Его отец, тщедушный человечек, выбившийся в люди из фермеров, был волевым и решительным предпринимателем, для которого его дело составляло смысл жизни. Он умер в 1926 году в возрасте 84 лет. В тот же год произошло образование "Стального треста". В этом объединении принципиальное значение имели интересы Тиссенов, а потому Фриц Тиссен был избран председателем наблюдательного совета и занимал этот пост до 1936 года.
В отличие от своего отца Фриц был скорее созерцателем, а сила его ума не вполне соответствовала массивному телосложению – чего он всегда стеснялся. Он был очень религиозен и, казалось, постоянно искал дело, где мог бы достигнуть успеха. Но, к сожалению, его никак нельзя было назвать человеком проницательным и дальновидным.
Когда в 1923 году французы оккупировали Рур, в отличие от многих других фабрикантов, Тиссен остался в своей должности и принимал участие в организации пассивного сопротивления. Оккупационные власти арестовали его, обвинили в подстрекательстве рабочих к организованному сопротивлению и саботажу и в неподчинении распоряжениям французских военных. В защитном слове он бесстрашно заявил: "Я немец и отказываюсь подчиняться французам на германской земле". Суд оправдал его.
Неудивительно, что Фриц Тиссен, впервые присоединившийся к нацистскому движению через Рудольфа Гесса в 1928 году, подпал под влияние Адольфа Гитлера.
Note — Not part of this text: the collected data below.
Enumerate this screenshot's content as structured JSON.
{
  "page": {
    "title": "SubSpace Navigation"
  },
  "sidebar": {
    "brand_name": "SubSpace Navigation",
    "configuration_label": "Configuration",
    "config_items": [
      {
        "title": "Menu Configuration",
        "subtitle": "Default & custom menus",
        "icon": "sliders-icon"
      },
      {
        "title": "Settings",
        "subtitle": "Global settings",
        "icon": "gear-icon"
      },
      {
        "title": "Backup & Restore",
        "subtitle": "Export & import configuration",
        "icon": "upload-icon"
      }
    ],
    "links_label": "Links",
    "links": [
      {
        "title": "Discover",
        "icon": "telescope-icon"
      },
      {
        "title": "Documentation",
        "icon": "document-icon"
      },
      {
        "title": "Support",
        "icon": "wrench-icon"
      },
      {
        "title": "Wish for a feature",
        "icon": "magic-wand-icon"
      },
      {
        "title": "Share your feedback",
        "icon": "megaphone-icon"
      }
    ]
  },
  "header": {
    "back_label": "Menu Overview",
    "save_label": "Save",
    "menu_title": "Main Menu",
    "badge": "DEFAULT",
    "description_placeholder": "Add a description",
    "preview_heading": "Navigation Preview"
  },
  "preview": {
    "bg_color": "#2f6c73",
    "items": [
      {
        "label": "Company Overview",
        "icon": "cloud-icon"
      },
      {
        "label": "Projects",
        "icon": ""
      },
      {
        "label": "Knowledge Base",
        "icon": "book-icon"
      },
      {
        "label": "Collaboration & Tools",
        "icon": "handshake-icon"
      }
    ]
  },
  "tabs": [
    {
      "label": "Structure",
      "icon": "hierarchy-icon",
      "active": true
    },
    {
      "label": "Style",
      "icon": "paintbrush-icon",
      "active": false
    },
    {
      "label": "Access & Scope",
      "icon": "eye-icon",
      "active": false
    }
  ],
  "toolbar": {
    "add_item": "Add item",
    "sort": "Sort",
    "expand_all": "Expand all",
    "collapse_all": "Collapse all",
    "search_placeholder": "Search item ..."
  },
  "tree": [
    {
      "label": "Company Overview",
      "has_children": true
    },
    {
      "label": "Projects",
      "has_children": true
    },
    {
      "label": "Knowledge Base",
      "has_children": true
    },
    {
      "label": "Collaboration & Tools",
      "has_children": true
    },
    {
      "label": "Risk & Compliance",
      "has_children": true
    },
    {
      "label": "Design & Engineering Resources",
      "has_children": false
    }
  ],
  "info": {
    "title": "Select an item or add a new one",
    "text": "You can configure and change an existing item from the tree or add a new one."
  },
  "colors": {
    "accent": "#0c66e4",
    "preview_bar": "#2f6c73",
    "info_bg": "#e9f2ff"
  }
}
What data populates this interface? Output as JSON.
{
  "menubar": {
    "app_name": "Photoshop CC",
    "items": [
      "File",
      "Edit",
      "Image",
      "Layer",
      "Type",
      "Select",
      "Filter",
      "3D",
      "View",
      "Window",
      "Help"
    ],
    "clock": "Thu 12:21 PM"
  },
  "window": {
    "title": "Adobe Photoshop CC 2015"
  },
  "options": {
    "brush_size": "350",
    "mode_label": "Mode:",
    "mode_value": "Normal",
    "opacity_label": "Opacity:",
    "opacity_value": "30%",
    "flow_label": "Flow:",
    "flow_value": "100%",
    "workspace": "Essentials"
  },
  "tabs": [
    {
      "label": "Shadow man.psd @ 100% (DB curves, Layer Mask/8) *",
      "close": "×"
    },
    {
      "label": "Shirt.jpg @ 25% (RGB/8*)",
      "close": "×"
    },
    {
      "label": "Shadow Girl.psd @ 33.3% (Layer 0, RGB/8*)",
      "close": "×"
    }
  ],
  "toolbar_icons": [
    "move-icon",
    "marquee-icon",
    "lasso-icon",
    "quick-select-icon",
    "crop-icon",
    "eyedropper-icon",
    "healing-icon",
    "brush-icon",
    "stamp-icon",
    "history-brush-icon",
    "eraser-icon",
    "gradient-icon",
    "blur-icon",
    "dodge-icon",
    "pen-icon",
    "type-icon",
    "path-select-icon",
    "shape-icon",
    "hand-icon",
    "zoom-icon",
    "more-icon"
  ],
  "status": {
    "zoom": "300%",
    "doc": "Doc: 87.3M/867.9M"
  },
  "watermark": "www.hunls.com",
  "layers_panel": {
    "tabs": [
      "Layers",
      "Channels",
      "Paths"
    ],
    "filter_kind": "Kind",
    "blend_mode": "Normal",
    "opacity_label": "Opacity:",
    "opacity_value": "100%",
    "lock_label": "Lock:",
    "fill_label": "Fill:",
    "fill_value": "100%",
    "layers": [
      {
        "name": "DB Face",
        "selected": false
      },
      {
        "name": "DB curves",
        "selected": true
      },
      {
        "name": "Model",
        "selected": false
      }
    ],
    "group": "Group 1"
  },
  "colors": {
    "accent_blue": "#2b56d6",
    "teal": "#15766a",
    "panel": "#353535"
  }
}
На истового католика Тиссена огромное впечатление произвели призывы пап Льва XIII и Пия XI к улучшению общественных отношений. Пий XI выступал за Корпоративное государство (Штендештаат). Гитлер дал понять Тиссену, что поддерживает эту идею, но позднее отказался от нее, как и от многих своих оппортунистических обещаний.
Тиссен был страстным националистом и воспринимал Версальский мирный договор как страшное несчастье. Главным аргументом Гитлера в привлечении сторонников был отказ признавать этот договор с его кабальными для Германии условиями.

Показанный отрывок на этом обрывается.